If you run a bar, alcohol sales are just a part of your day to day operations. However, you deal in an sensitive commodity. Alcohol costs money, and it could harm consumers and others around them if used incorrectly. What can you do to make sure you only serve alcohol safely within the confines of the business?

It generally isn't hard to put in place an alcohol safety plan. Indeed, many practical, simple steps can go a long way towards increasing safety.

Your Alcohol Safety Steps

Think of some of the ways alcohol can cause safety risks.

  • As an expensive asset, alcohol is often one of the most-targeted items in a restaurant theft.
  • Spoiled drinks or over-consumption might sicken customers.
  • An intoxicated customer might cause harm to themselves or someone else.

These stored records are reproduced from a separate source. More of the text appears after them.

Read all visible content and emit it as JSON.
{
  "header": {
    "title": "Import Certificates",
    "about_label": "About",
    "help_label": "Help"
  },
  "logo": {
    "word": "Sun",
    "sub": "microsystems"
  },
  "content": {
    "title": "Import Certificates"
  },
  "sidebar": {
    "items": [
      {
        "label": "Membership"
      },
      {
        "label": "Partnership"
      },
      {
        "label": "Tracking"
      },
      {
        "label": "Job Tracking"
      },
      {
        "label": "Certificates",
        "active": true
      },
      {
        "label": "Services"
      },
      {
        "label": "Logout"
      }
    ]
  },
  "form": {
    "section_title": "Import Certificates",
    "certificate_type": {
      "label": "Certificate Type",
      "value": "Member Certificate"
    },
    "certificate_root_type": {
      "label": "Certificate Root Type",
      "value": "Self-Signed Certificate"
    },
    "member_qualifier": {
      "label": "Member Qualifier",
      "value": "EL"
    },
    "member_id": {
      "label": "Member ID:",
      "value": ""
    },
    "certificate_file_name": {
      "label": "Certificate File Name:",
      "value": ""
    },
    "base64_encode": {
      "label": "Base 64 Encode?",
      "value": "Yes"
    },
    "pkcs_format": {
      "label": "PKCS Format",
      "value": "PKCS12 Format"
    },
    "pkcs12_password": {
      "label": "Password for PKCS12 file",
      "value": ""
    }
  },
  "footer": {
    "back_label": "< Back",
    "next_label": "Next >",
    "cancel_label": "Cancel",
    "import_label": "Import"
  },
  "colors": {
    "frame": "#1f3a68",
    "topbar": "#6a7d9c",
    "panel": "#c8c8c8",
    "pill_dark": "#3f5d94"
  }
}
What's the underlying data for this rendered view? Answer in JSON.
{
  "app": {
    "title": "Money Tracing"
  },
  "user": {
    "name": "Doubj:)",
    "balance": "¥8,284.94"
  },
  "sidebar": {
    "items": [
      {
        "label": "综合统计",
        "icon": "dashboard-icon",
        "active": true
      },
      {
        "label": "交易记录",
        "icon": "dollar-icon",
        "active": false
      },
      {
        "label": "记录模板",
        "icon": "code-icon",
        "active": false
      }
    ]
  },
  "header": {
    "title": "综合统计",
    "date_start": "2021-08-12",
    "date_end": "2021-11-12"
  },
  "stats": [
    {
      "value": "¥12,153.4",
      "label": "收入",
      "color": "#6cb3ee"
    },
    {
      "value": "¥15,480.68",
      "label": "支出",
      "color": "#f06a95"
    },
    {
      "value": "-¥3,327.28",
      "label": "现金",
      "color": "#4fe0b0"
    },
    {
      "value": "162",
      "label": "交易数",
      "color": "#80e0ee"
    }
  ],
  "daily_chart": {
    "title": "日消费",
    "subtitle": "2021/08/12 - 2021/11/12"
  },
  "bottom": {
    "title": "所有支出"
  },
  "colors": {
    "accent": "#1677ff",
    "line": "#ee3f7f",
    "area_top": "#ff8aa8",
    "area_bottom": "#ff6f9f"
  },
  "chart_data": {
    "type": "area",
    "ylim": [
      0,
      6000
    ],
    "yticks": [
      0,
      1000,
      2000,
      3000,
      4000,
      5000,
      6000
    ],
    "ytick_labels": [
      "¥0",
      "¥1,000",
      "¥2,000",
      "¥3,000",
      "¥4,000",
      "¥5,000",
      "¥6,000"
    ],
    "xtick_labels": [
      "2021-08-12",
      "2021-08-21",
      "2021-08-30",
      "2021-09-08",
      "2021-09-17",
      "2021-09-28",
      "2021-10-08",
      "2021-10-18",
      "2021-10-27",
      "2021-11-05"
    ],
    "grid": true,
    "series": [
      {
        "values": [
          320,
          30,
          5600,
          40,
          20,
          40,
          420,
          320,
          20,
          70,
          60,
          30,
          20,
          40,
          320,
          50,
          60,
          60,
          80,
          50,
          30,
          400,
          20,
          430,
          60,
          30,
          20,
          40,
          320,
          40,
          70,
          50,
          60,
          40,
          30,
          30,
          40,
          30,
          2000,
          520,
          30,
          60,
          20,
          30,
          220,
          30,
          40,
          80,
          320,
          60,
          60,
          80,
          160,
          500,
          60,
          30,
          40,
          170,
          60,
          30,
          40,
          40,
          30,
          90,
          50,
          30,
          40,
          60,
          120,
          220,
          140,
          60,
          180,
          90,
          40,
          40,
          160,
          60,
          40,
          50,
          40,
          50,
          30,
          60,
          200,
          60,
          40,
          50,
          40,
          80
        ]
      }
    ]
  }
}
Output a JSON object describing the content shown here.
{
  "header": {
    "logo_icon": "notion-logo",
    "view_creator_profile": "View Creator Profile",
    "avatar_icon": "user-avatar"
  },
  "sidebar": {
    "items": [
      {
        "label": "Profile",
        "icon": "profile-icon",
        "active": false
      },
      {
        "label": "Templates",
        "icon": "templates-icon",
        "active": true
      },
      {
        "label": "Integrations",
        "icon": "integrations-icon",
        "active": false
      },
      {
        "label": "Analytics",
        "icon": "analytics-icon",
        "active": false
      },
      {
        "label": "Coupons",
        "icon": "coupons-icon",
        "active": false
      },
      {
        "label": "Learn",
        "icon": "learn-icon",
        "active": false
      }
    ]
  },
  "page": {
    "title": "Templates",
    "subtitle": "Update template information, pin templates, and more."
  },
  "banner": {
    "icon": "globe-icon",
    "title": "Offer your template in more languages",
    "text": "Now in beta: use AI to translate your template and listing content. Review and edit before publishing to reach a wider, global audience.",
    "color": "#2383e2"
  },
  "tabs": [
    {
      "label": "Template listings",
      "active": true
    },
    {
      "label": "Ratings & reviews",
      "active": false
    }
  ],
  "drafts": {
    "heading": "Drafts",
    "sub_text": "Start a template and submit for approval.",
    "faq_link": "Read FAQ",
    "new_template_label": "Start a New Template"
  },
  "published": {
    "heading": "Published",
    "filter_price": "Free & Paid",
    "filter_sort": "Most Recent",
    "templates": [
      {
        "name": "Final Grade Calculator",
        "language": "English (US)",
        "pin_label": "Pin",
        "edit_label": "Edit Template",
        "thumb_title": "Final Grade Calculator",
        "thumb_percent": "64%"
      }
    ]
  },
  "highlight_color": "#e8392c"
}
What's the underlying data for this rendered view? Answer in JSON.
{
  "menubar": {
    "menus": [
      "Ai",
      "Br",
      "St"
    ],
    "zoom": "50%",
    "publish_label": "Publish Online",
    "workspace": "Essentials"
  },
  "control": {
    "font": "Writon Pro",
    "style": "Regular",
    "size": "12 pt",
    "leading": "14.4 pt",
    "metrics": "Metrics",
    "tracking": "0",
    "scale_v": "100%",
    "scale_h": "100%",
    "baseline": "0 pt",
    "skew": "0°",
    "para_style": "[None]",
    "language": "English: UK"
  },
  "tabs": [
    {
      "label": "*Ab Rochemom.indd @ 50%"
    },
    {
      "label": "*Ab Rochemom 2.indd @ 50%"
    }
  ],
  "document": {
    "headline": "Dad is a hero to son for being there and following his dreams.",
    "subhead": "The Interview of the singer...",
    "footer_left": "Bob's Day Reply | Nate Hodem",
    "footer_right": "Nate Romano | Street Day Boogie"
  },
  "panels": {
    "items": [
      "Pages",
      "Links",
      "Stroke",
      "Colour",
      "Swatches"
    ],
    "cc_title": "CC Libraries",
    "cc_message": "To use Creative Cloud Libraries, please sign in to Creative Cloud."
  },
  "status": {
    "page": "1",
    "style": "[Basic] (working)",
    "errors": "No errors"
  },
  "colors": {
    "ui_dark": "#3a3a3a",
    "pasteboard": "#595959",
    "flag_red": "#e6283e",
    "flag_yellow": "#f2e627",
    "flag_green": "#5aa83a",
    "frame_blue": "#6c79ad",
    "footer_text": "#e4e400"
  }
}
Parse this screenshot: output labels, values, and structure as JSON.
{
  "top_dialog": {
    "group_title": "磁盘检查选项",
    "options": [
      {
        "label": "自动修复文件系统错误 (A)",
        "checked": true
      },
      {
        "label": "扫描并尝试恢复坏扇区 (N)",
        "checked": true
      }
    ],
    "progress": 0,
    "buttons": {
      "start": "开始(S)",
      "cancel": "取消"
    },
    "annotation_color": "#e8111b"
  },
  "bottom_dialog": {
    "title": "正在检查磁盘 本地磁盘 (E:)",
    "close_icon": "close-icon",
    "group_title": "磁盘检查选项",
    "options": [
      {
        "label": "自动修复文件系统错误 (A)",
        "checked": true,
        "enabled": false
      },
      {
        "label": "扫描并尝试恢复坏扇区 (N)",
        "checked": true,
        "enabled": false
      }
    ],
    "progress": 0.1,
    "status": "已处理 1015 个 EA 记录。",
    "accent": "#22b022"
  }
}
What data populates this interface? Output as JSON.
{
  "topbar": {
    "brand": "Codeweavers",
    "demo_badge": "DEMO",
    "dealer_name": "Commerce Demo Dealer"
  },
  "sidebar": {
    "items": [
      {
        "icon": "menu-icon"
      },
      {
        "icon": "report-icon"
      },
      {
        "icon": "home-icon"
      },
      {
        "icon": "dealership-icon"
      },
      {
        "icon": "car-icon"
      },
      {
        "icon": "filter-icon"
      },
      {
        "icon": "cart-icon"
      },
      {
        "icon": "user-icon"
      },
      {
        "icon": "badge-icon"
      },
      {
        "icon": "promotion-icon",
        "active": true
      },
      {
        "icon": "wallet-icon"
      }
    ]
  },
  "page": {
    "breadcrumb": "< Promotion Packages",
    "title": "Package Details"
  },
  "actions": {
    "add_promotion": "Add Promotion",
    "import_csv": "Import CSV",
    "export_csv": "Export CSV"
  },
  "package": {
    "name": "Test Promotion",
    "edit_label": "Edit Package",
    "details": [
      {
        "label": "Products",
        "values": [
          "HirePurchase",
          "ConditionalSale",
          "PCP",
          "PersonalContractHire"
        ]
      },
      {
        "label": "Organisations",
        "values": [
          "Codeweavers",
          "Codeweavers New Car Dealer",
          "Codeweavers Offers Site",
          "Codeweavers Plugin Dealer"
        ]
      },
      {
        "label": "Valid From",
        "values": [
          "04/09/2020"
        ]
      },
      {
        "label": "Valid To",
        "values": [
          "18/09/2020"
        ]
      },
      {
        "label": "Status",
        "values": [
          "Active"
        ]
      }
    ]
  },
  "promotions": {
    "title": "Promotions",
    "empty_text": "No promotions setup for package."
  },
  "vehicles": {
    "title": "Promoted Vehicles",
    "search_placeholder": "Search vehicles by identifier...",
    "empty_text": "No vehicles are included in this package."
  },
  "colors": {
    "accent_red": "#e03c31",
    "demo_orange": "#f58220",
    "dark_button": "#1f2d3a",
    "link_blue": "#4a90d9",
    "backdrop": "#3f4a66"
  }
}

In each case, the restaurant might be able to prevent such accidents. Some of the steps to take include:

  • Keep alcohol in a secure storage area. In most cases, you should lock away your most expensive stock during after business hours.
  • Keep alcohol at appropriate temperatures. While refrigeration is not necessary for many alcohols, other mixed beverages might require cold storage.
  • Only hire reputable bartenders to serve and dispense drinks. You should never hire anyone not licensed or certified in alcohol sales. Most states require bartenders to be over 21 years old.
  • Don't overserve. Many restaurants and bars do have a right to refuse alcohol service. If a customer shows clear signs of intoxication, you can often stop serving them. This is the case because further service might put the customer at risk to themselves and others.
  • Always require ID checks to verify the ages of consumers. Never sell alcohol to someone under the age of 21.

How Insurance Can Help

Often, bar and tavern insurance can help restaurants protect themselves in case of problems involving alcohol.

  • Property Insurance might help you cover stolen or lost stock.
  • Spoilage Coverage can often help you replace stock in case of a hazard that causes alcohol to spoil.
  • Liquor Liability Insurance is typically excluded on a general liability policy for businesses that serve alcohol, therefore if alcohol is determined to be the source of a claim make sure you have this coverage.
  • General Liability Insurance complements your liquor liability insurance. This coverage can cover certain third-party losses not covered under your liquor liability policy.

Don't forget, if you knowingly serve an intoxicated customer, you could bear the ultimate responsibility for any losses. Therefore, your goal should be to prevent liquor liabilities at all costs. Let that be your first, and most secure, line of defense.